Meine Frage: Warum lügen Sekten über ihre eigene Geschichte?
#2
(22-08-2016, 06:09)Jutta schrieb: Nach langer Zeit (ich war im Krankenhaus und Reha) melde ich mich wieder mit einem Thema zurück.
Hallo Jutta, hoffentlich geht bei dir Gesundheitlich wieder alles gut. Du warst lange nicht mehr hier.

(22-08-2016, 06:09)Jutta schrieb: Diesmal geht es nicht gegen eine Sekte (Mormonen, ZJ, Scientology, u.a.), sondern um etwas, was mir als geschichtsinteressierten Menschen aufgefallen ist. Wie diese Gruppen mit der eigenen Geschichte umgehen. Da wird getrickst, verschleiert, verschwiegen und verharmlost, und, mit dem Finger auf andere gezeigt..
Ideologischer Idealismus/Politik, Religion, Esoterik, übernatürlicher Krimskrams..
Das alles sind strategische Spielfelder auf denen sich Soziopathen immer besonders gut und erfolgreich verwirklichen. Soziopathen haben ein besonderes Erfolgserlebnis, wenn es ihnen gelingt ihre Mitmenschen zuerst weitmöglichst zu verunsichern, um ihnen dann eine Patentlösung in Form von irrationalen Heilsversprechen zu verkaufen, welche den Opfern das Gefühl gibt, zu einer Elite von Wissenden und Kenner einer Wahrheit zu gehören, die weit über alles Schulwissen hinausgeht. Und das bringt es dann halt mal mit sich, dass auch unser geschichtliches Schulwissen nicht mehr mithalten kann, wenn man zur dieser auserwählten Elite gehört, die sich im Besitz der alles umfassenden, absoluten Wahrheit, wähnt.
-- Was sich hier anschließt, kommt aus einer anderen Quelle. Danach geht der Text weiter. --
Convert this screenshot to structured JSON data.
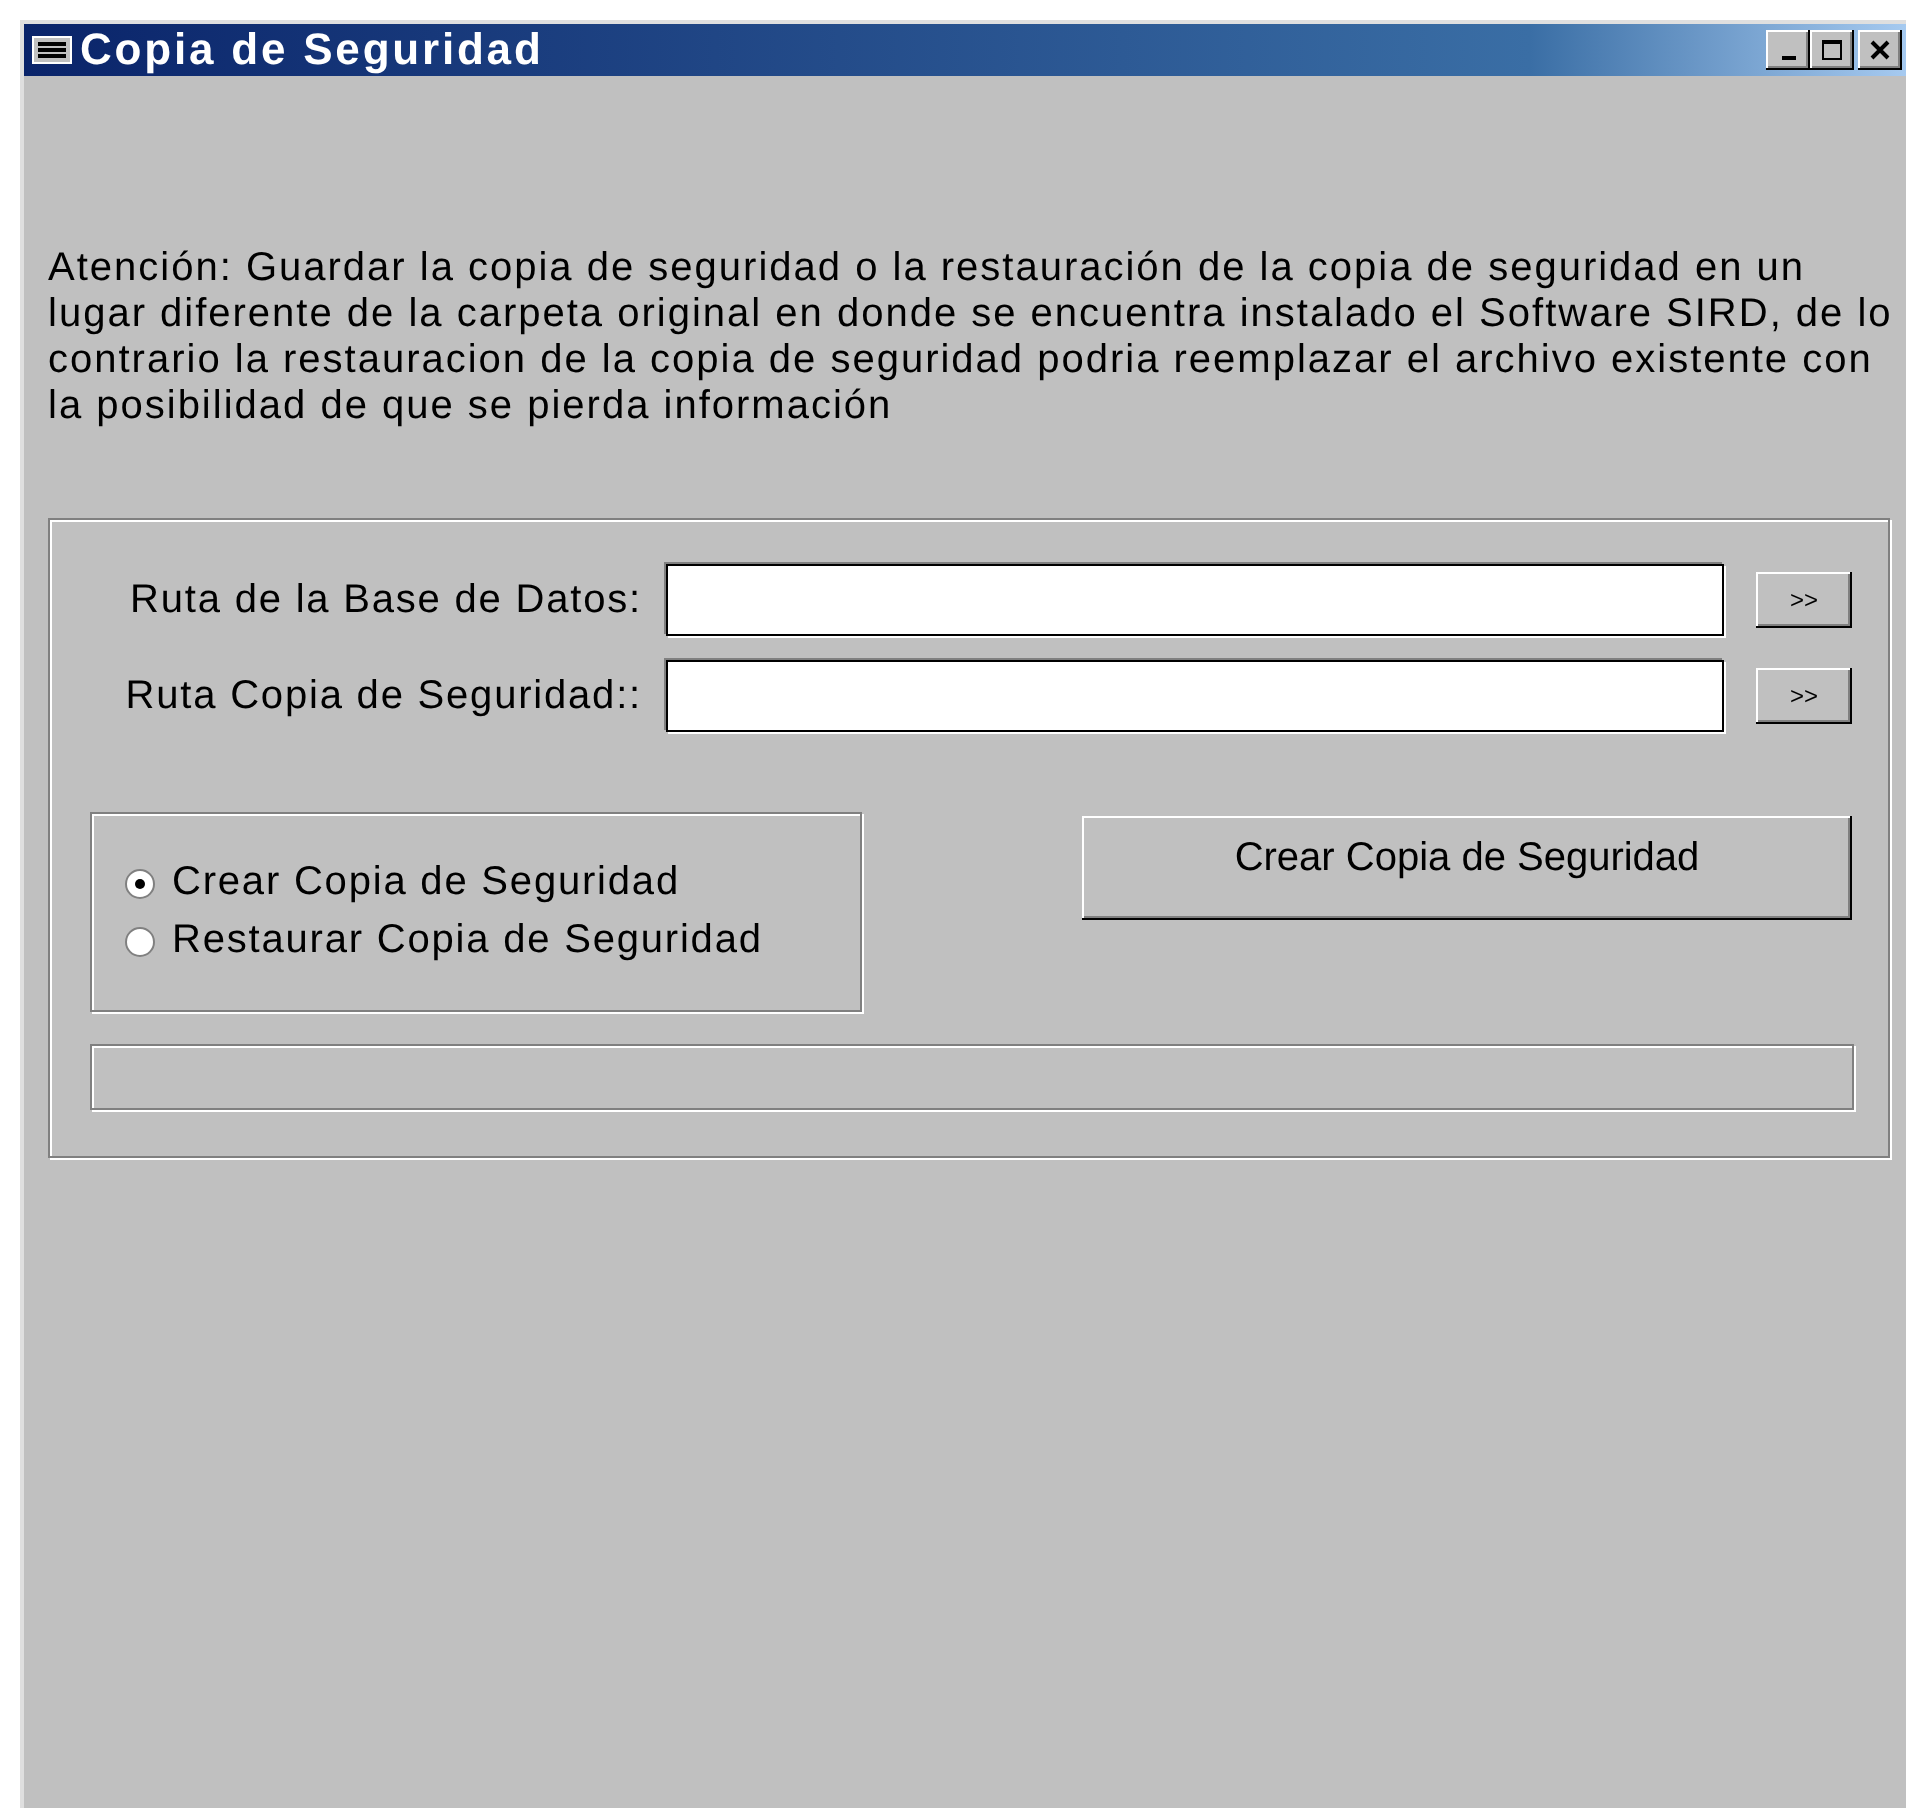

(22-08-2016, 06:09)Jutta schrieb: Zeugen Jehovas behaupten von sich, sie wären nie in den Krieg gezogen, für kein Land. Nun gibt es aber Ausgaben des Wachturms aus der Zeit des 1. Weltkrieges, wo die "Brüder im Felde" explizit gegrüßt wurden.
Man muss das differenziert betrachten. Icon_cheesygrin
Heute lebende Zeugen Jehovas sind tatsächlich nie in den bewaffnet Krieg gezogen und sie können auch darauf setzen, dass es die Zeugen Jehovas 1914 noch gar nicht gegeben hat. Man nannte sich damals noch ernsthaft "ernsthafte Bibelforscher".. Die Zeugen Jehovas in ihrer heutigen elitären Selbstverständnis, gab es damals noch nicht.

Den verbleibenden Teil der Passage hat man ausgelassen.